Fa la la la la la la la AH! How often do you think about what your clothing is made out of before you put it on? If you were like me just a year ago, the answer would be never. Call me naïve or just plain dumb, but I didn’t have a clue on how the leather shoes I strapped on my feet every day were created. I was in the dark about how the living beings were dragged to their deaths and sometimes skinned alive just so I could make a fashion statement. I first learned about these horrors earlier this year when I watched “Earthlings,” a powerful documentary that is narrated by Joaquin Phoenix. Over the course of this past year, people – even non-vegans – shared articles and videos with me about how animal skins are used for clothing, from “Uggs and Their ‘Uggly’ Reputation” to the abuse of dogs and cats in China for fur. Since becoming vegan in January, I’ve learned so much about how we use and abuse animals for own greed. The most important lesson I’ve absorbed is that it’s someone not something, and that someone is not our property.
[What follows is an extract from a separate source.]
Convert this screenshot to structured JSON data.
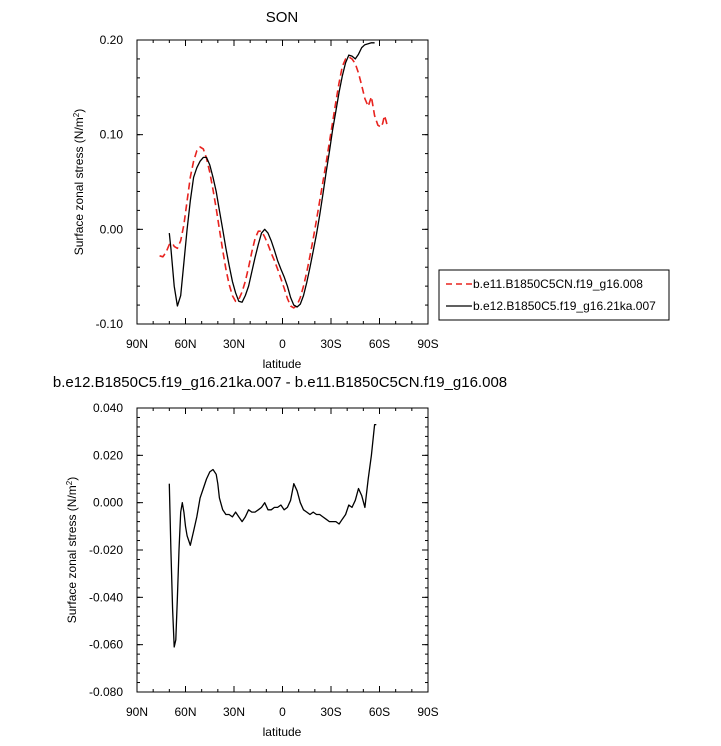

Shopping for others this Christmas was extremely different (in a good way) than it has been in years past. My husband and I took the time to check every single label to ensure the material was vegan. It may sound tedious, but it was surprisingly invigorating! Knowing that I wasn’t unnecessarily harming an animal was powerful. It’s kind of like the diet portion of being vegan. I know exactly what I’m putting into my body by eating a plant-based diet – and by scouring the list of ingredients on the rare occasion that I’m eating processed foods. By reviewing the labels on the gifts, I knew precisely what the product was made out of and that it didn’t hurt or kill animals in the process. Before I went vegan – even when I was vegetarian for three years – I wasn’t this meticulous. Half the time I didn’t know what was going into my body, much less what I was wearing. So, my question for you is one that I wish someone asked me years ago:
Do You Know Who You’re Wearing?
Even when I became vegan, I thought shearing wool was a cruel-free process, but as I did more research I found out the ugly truth. The abridged, non-graphic version is that sheep farms are much like the factory farms that grow animals to become meat on our plates. The farmers cram the animals together and horrifically abuse them – all to just make a pretty penny. This year, I’ve been exposed to the fact that anything made with animals is going to involve cruelty.
So, if you don’t want to be left in the dark like I was, start finding out the facts about animal exploitation. Read PETA’s article on “16 Things You Need to Know Before Buying that Sweater.” Watch Earthlings or other documentaries. Read this article about how leather is more than a by-product of the meat industry. Inform yourself on living a cruel-free and compassionate lifestyle. With so many great resources out there to help you along the way, there is no excuse to not become educated on this topic. After all, it is Christmas, and what better gift is there than giving someone their life?